The Rev. Peter Morales was elected UUA president at the 2009 General Assembly in June. (Nancy Pierce)

Ah, deadlines! I am writing this at my home in Colorado on the afternoon of July 4, less than a week after being elected your new president. Tomorrow I leave for Boston for meetings and apartment hunting. There is a poetic justice in a former journalist facing a deadline a few days into his term.

I have been reflecting on the election and what it means for all of us. This presidential campaign, though long and arduous, did what an election campaign should do in a democratic faith. It created a space for discussion and reflection about who we are and where we are headed as a religious movement. This election was not about which of the two candidates for president was more competent. The Rev. Dr. Laurel Hallman, my opponent, is a revered minister with a distinguished record. Happily, this campaign did not descend into a popularity contest. It was not about which of the candidates is a better person or which is more likable.

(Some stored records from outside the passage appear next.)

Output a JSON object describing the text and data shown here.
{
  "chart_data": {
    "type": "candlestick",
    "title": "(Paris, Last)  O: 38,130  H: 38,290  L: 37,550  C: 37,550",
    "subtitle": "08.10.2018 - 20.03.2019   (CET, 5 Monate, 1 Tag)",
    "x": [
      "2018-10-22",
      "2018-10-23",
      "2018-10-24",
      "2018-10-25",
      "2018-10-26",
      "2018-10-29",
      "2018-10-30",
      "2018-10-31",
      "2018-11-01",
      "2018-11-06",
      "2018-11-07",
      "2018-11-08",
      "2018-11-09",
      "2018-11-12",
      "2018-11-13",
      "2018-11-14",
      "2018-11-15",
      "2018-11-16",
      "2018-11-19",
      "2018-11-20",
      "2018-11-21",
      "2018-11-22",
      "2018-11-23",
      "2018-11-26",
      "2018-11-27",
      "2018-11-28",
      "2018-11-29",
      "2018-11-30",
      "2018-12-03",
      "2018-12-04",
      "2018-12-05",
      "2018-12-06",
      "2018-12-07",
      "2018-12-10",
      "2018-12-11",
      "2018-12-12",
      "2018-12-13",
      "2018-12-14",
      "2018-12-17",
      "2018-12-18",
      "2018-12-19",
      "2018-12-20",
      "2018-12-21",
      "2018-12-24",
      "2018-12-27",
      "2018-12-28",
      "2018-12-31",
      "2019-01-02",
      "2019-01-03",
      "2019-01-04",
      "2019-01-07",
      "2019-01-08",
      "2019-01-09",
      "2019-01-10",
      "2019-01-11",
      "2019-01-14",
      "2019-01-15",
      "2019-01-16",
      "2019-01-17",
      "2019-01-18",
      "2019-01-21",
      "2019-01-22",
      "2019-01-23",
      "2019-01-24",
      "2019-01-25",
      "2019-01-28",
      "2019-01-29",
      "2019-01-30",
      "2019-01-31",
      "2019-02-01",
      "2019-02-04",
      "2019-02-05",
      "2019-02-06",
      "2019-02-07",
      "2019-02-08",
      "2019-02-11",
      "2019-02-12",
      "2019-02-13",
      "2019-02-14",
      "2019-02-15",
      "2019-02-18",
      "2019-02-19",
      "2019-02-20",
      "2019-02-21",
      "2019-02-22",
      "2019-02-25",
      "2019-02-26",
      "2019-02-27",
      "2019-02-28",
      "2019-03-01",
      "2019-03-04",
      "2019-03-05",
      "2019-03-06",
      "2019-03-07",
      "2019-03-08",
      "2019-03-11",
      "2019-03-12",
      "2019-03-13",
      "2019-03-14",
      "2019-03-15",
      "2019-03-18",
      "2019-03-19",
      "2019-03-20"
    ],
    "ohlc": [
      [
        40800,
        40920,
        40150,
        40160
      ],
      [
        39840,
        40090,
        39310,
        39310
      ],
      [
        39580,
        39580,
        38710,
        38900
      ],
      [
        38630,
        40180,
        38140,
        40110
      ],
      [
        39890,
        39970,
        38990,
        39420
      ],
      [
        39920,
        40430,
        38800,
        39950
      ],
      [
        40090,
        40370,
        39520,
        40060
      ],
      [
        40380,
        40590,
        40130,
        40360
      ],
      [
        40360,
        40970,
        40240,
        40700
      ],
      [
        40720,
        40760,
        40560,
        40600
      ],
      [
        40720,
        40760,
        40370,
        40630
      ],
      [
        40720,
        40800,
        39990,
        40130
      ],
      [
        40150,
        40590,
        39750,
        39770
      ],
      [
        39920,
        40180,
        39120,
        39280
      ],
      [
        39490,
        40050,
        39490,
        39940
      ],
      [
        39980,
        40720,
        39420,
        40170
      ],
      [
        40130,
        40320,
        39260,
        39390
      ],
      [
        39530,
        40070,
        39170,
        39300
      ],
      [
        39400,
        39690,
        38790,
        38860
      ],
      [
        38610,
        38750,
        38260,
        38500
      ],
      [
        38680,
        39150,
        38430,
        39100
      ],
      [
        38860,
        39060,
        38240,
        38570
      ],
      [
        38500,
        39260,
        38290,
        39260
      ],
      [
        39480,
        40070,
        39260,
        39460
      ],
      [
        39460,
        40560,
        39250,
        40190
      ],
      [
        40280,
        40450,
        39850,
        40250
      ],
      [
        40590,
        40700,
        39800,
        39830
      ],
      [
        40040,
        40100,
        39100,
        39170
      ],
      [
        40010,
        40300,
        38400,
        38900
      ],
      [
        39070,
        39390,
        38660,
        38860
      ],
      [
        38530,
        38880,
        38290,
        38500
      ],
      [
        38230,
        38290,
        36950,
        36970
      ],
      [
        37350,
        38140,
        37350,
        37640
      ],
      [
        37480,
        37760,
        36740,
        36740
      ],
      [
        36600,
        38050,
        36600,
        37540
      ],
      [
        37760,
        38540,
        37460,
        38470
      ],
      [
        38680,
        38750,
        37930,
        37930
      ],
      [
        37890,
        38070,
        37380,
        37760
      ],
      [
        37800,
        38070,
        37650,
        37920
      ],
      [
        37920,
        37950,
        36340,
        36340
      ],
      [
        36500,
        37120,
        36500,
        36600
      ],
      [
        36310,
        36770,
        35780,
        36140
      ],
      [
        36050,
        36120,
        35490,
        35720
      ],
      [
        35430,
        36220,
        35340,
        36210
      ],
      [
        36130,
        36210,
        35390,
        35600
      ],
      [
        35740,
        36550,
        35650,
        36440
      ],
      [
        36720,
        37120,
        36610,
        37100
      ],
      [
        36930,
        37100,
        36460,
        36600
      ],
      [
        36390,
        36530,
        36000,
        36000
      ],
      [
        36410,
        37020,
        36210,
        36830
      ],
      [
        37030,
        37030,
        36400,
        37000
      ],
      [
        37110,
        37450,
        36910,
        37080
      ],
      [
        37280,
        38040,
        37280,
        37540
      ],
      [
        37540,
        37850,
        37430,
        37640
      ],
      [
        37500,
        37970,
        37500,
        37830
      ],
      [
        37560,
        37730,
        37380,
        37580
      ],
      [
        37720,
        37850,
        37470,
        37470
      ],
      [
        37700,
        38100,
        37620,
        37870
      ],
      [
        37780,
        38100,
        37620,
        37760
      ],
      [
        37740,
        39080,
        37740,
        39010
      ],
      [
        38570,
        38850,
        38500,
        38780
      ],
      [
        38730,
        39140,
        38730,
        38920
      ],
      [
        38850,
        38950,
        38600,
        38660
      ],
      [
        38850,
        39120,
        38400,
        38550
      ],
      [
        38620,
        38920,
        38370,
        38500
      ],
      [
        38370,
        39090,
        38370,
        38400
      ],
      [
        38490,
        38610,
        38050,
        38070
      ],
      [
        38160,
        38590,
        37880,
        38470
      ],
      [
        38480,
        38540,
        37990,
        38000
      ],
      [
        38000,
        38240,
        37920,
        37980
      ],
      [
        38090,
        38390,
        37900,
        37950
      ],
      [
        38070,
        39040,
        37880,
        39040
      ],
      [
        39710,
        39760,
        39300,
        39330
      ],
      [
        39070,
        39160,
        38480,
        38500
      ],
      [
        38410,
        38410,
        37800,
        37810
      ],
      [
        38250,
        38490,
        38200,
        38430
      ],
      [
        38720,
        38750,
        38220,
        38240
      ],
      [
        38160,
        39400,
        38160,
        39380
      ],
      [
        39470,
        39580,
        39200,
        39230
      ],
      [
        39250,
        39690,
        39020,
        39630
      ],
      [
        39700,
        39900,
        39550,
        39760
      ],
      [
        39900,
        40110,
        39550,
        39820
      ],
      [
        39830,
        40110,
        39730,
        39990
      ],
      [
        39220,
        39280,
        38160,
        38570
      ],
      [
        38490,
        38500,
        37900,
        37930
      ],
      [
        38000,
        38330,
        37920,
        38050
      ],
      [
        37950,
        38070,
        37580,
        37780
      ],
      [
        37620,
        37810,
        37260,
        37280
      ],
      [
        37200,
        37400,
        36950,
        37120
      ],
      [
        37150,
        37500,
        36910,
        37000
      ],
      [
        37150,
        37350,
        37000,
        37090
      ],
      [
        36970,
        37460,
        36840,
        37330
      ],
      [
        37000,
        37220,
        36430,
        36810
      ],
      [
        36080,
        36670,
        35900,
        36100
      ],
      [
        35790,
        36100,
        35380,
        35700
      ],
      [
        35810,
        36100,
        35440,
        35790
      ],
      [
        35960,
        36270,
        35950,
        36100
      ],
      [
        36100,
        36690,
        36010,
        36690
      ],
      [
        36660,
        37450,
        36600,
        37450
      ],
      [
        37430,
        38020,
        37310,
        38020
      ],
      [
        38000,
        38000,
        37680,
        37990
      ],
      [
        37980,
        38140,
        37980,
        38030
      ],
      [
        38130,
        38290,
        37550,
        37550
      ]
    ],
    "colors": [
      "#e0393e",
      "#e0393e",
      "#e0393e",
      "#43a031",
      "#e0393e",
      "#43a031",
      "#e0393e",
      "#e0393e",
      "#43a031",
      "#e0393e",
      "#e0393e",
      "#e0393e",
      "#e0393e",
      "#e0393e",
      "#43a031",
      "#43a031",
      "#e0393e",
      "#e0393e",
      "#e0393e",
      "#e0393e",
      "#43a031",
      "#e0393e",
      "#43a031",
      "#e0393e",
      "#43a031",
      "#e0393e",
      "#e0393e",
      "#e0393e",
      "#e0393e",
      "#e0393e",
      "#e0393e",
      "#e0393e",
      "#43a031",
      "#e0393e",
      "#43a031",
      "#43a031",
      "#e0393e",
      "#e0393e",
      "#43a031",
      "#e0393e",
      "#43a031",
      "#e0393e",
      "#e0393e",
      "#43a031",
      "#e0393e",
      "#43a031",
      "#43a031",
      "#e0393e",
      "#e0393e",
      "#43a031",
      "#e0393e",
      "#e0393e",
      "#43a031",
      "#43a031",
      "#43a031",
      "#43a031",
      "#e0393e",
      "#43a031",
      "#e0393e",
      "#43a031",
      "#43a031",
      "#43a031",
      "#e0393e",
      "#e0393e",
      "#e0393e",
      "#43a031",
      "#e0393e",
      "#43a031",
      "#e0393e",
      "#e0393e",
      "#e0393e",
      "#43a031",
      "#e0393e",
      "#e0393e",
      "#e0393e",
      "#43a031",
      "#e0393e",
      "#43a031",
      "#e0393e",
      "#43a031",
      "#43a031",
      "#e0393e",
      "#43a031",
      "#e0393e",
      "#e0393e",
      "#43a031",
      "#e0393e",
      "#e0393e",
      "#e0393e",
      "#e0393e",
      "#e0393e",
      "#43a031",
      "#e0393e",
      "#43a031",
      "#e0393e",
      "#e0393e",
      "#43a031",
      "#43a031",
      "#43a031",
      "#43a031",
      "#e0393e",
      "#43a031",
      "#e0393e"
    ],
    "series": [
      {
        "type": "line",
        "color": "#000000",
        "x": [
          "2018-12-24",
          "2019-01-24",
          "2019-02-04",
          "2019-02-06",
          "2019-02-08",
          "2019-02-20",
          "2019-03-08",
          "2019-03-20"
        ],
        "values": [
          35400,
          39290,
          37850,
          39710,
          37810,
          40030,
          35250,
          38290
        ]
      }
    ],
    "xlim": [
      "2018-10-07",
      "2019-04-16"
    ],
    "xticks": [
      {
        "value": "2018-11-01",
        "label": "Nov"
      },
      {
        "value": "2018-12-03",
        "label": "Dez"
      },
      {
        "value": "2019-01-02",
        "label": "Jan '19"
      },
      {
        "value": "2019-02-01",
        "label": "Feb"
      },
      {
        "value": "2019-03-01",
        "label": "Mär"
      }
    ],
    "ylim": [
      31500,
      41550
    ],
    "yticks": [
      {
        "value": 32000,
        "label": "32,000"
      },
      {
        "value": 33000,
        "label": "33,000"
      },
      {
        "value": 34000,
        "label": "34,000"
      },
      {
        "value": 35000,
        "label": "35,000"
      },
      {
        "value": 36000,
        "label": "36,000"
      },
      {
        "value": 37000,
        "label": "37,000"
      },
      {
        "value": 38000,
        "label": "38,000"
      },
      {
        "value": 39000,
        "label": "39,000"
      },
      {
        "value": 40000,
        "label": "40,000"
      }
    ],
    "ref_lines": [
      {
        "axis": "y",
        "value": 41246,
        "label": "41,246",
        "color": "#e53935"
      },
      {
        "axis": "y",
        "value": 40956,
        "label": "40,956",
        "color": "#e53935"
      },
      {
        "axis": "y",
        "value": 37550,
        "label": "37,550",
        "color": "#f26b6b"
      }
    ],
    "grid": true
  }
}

Our delegates did not so much decide between two people as between two futures. I founded my campaign on the conviction that Unitarian Universalism has the potential to become a religious movement that includes far more people and that we can have far more impact in the world. I spoke repeatedly about growth as a moral imperative akin to feeding the hungry. Our campaign laid out an ambitious vision of embracing a multicultural future.

The message of the election is clear: We Unitarian Universalists want our movement to change. We want to embrace the possibilities inherent in these uncertain times. We are not reconciled to being a declining part of American religious life. We have too much to offer. The world needs our prophetic and compassionate voice.

As your president, I hear your desire for an Association that is a more effective partner with our congregations. I hear your longing for leadership that builds on Bill Sinkford’s legacy of public witness. I understand your hope for a movement whose cultural diversity matches our intellectual and theological diversity. I pledge to work with our Board of Trustees and our staff to create the Association you voted for.

The challenges before us are daunting. These are difficult economic times. Our Association staff, in Boston and across the country, must become more efficient, agile, and effective. The organizational challenges are great. However, our organizational issues are not what will determine our success.

The true challenges before us are spiritual. The first great test for us is whether we are willing to let go of those things in the past that no longer serve us. We must learn to “do church” and our associational life in new ways. Change can be hard. The familiar is comfortable. In the coming months and years we must remind ourselves that we are the spiritual heirs of people who were willing to leave the past behind in order to embrace the future. We must not let fear paralyze us.

The second great spiritual test for us is relational. Can we open our hearts, our lives, our doors, and our congregations to the millions of seekers looking for a religious home? Ultimately, the test is whether there is enough love in our hearts. Love reaches out. Love is vulnerable. We must dare to love.

During the campaign I kept saying that “We can be the religion for our time.” It was not just a slogan. I believe it passionately. Together, together, we can transform and revitalize our faith. I am filled with joy and anticipation. Give me your hand. Let’s get busy.